Accurate ages for paleontological collections can be difficult to maintain through frequent revisions of geologic time scales, which result from changes to geologic ranges and the taxonomy of index fossils, new correlations of biozonation with paleomagnetics, and improved isotopic dates and changes to calibration standards. The higher the age resolution used for a collection, the more rapidly ages become outdated; and for long-term fossil collecting projects like the Panama Paleontology Project (PPP), consistent age assignments become increasingly problematic as collections grow. The PPP’s program of collecting macro- and microfossils for paleobiologic research began in 1986, and all the collections will ultimately reside in large museums. The ages are based on planktic foraminifera and calcareous nannofossils using a global microfossil zonation and biochronology that has changed over 25 years through large time-scale revisions. Updates, enhancements, and calibrations of microfossil datums and zones in the International Committee on Stratigraphy (ICS) time scale occur too frequently for manual updates.

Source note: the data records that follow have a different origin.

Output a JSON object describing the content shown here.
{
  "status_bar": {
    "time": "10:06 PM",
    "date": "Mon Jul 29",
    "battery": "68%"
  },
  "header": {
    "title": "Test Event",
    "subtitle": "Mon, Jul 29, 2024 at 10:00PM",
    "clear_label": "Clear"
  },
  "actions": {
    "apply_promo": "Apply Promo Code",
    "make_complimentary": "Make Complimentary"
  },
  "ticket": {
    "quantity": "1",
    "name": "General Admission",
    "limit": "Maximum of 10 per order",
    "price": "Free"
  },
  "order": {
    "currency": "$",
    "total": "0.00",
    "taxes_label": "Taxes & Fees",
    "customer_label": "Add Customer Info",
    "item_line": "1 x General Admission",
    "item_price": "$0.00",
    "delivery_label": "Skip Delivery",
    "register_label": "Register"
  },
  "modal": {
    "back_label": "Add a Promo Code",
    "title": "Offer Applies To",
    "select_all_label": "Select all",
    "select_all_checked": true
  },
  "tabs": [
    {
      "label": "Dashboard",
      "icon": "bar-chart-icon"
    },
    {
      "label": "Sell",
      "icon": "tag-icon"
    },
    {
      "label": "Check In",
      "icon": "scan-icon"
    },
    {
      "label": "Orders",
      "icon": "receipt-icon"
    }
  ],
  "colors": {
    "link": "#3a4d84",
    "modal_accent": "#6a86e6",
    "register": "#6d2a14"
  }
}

Our project establishes a way to update ages of fossil collections in perpetuity, as follows: 1) Samples and sampling sites are stratigraphically ordered in meter-scaled sections. 2) Samples yielding age-diagnostic microfossils are identified as age-control levels. 3) Age conflicts and inconsistencies are resolved. (!) 4) Age ranges of the microfossils are entered in a file compatible with the ICS’s TimeScale Creator (TSC, 5) “Lookup” or reference tables in the PPP Database and TSC are linked to generate a set of age-limits for the microfossils comprising the age-control levels; a consistent minimum age-limit range is computed for assignment to a microfossil zone and geologic stage. 6) Ages and uncertainties of intervening samples are interpolated or extrapolated from the age-control levels and a “mean” age model for zone/stage boundaries is generated for the section. 7) The meter-scaled section and age-model section are displayed by TSC’s visualization system; the age-model version allows testing facies trends among sections. 8) As ages change in the lookup tables or new microfossils are identified in samples, a new age model and set of graphics are recomputed for the section.